Tuesday, February 21, 2006

dada notes

while i knew it was coming, it took ken and lauri saturday at the brewer's art in baltimore after his reading with lisa jarnot to reminded that the dada show opened sunday.

i was there with a cup of mobil oil coffee at 10:45am in 20 degree weather, when the line was not too bad. leaning on the handrail with a 40-foot L.H.O.O.Q. behind me, what a photo op! by 10:55 the line went down to constitution ave. with no sign of ken, lauri or adam, i walked on in.

the very first thing you're confronted with upon entering the exhibit is a 3-4 minute loop of WWI film footage. brutal shit: rows of amputes, clouds of mustard gas, a guy getting fitted with a prothetic face. i immediately sat down on a cushioned bench in front of the film next to an older couple. and after a short time i said out loud "i'm so glad their starting the exhibit with this." and the woman next to me said "i know, it's so important, people think this [dada] was all just a joke, but it had everything to do with the war." we commented to each other on the stream of catastrophes passing before our eyes: the mangled bodies, the destruction, the waste. "incredible that the same technology created the chemicals to destroy flesh and the prostheses to replace flesh" i said. "wasn't it the first war fought from the air" the man asked. "enjoy the show" they said as they left.

it felt good, when so much of what we do as artists is misunderstood if not spurned outright by this society of ours, to be in the national gallery of art, amidst throngs of people who have come to see the art that is so central to the past century and what many of us try to do today. to walk up the stairs and see the instructions for tzara's dada poem placed literally step by step, with "the poem will resemble you" at the top. to think of all the people who pass through the merz photoreproductions and hear schwitters' "ur sonate" maybe for the first time, and the security guard who will listen to it all day. the little kids who smile and get it because they haven't been taught yet to think otherwise.

initial impressions and recollections -- there will be many more. (and adam bought the catalog but i'm excited to go back through my motherwell anthology in honor and trubute...)

sophie taeuber! i never knew. heads, needlepoint (was there much dada handicraft?), marionettes.

the publications: in almost every room, a glass case at the center chock full of little mags. (reminds me of the russian futurist show at the whitney a few years back.)

janco's jazz --> cubist cezanne

arp drawings --> kandinsky/miro (cutout organic forms)

richter's "project for unrealized film fugue" --> ny school graphic notation scores

check films shown with one i have on my avant-garde films of the 1920s and 1930s DVDs.

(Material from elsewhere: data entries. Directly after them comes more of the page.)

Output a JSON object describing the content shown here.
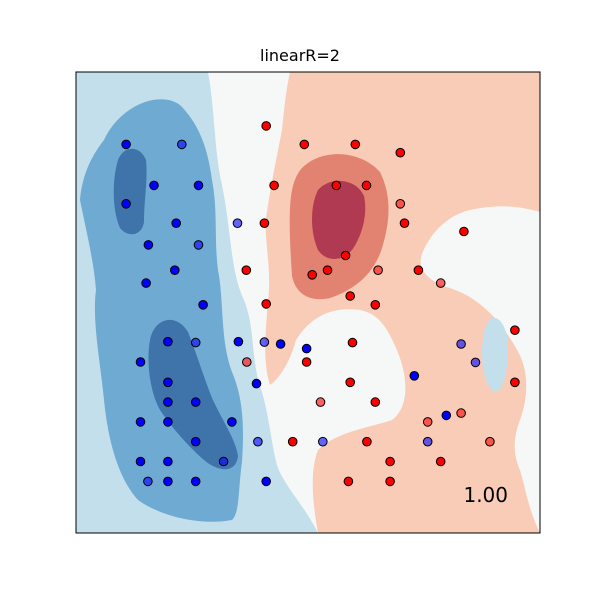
{
  "chart_data": {
    "type": "scatter",
    "title": "linearR=2",
    "xlabel": "",
    "ylabel": "",
    "xlim": [
      0,
      1
    ],
    "ylim": [
      0,
      1
    ],
    "grid": false,
    "axis_ticks": false,
    "score_text": "1.00",
    "colors": {
      "class_0": "#0000ff",
      "class_1": "#ff0000",
      "marker_edge": "#000000",
      "contour_blue_1": "#c4dfec",
      "contour_blue_2": "#6eaad2",
      "contour_blue_3": "#3f74ab",
      "neutral": "#f6f8f8",
      "contour_red_1": "#f9ccb8",
      "contour_red_2": "#e28371",
      "contour_red_3": "#b03a52"
    },
    "series": [
      {
        "class": 0,
        "color": "#0000ff",
        "split": "train",
        "points": [
          [
            0.108,
            0.843
          ],
          [
            0.168,
            0.754
          ],
          [
            0.264,
            0.754
          ],
          [
            0.108,
            0.714
          ],
          [
            0.216,
            0.672
          ],
          [
            0.156,
            0.625
          ],
          [
            0.213,
            0.57
          ],
          [
            0.151,
            0.542
          ],
          [
            0.274,
            0.495
          ],
          [
            0.198,
            0.415
          ],
          [
            0.35,
            0.415
          ],
          [
            0.441,
            0.41
          ],
          [
            0.139,
            0.371
          ],
          [
            0.198,
            0.327
          ],
          [
            0.389,
            0.324
          ],
          [
            0.198,
            0.284
          ],
          [
            0.258,
            0.284
          ],
          [
            0.139,
            0.241
          ],
          [
            0.198,
            0.241
          ],
          [
            0.336,
            0.241
          ],
          [
            0.258,
            0.198
          ],
          [
            0.139,
            0.155
          ],
          [
            0.198,
            0.155
          ],
          [
            0.258,
            0.112
          ],
          [
            0.198,
            0.112
          ],
          [
            0.41,
            0.112
          ],
          [
            0.497,
            0.4
          ],
          [
            0.729,
            0.341
          ],
          [
            0.798,
            0.255
          ]
        ]
      },
      {
        "class": 0,
        "color": "#0000ff",
        "split": "test",
        "points": [
          [
            0.228,
            0.843
          ],
          [
            0.348,
            0.672
          ],
          [
            0.155,
            0.112
          ],
          [
            0.264,
            0.625
          ],
          [
            0.258,
            0.413
          ],
          [
            0.318,
            0.155
          ],
          [
            0.83,
            0.41
          ],
          [
            0.392,
            0.198
          ],
          [
            0.861,
            0.37
          ],
          [
            0.532,
            0.198
          ],
          [
            0.758,
            0.198
          ],
          [
            0.406,
            0.414
          ]
        ]
      },
      {
        "class": 1,
        "color": "#ff0000",
        "split": "train",
        "points": [
          [
            0.41,
            0.883
          ],
          [
            0.492,
            0.843
          ],
          [
            0.602,
            0.843
          ],
          [
            0.699,
            0.825
          ],
          [
            0.427,
            0.754
          ],
          [
            0.561,
            0.754
          ],
          [
            0.626,
            0.754
          ],
          [
            0.708,
            0.672
          ],
          [
            0.406,
            0.672
          ],
          [
            0.542,
            0.57
          ],
          [
            0.581,
            0.602
          ],
          [
            0.509,
            0.56
          ],
          [
            0.738,
            0.57
          ],
          [
            0.367,
            0.57
          ],
          [
            0.41,
            0.497
          ],
          [
            0.591,
            0.514
          ],
          [
            0.645,
            0.495
          ],
          [
            0.836,
            0.654
          ],
          [
            0.946,
            0.44
          ],
          [
            0.596,
            0.413
          ],
          [
            0.497,
            0.371
          ],
          [
            0.591,
            0.327
          ],
          [
            0.645,
            0.284
          ],
          [
            0.946,
            0.327
          ],
          [
            0.627,
            0.198
          ],
          [
            0.677,
            0.155
          ],
          [
            0.587,
            0.112
          ],
          [
            0.677,
            0.112
          ],
          [
            0.786,
            0.155
          ],
          [
            0.467,
            0.198
          ]
        ]
      },
      {
        "class": 1,
        "color": "#ff0000",
        "split": "test",
        "points": [
          [
            0.699,
            0.714
          ],
          [
            0.651,
            0.57
          ],
          [
            0.786,
            0.542
          ],
          [
            0.758,
            0.241
          ],
          [
            0.527,
            0.284
          ],
          [
            0.368,
            0.371
          ],
          [
            0.83,
            0.26
          ],
          [
            0.892,
            0.198
          ]
        ]
      }
    ]
  }
}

the distinct feels the exhibition give to each city. berlin feels more expressionist, burlesque. baader's and hoch's collages.

hannover -- schwitters -- more muddily futurist?

merz lithos --> mccaffery's carnival

cologne -- cleaner?

ernst! why the surrealists loved him (i never understood before...)

new york -- slick?

crotti --> klee/tinguely (primitive organic machines)

different photographic processes -- man ray, who else?

paris -- humanist?

rrose sélavy & transvestitism?

ribemont-dessiagnes --> picabia

stop menacing me, rossignol!

2 comments:

K. Lorraine Graham said...

Oooh...so jealous!

DUSIE said...

nga is my ALL TIME fav gallery, sigh, I am definitely jealous...issue 3 of dusie will be officially 'up' soon and I think one might see some dada influence in the image I threw together for the issue/journal...which now has an issn! Life is not so interesting here, tho Stella (who naps) is now 2!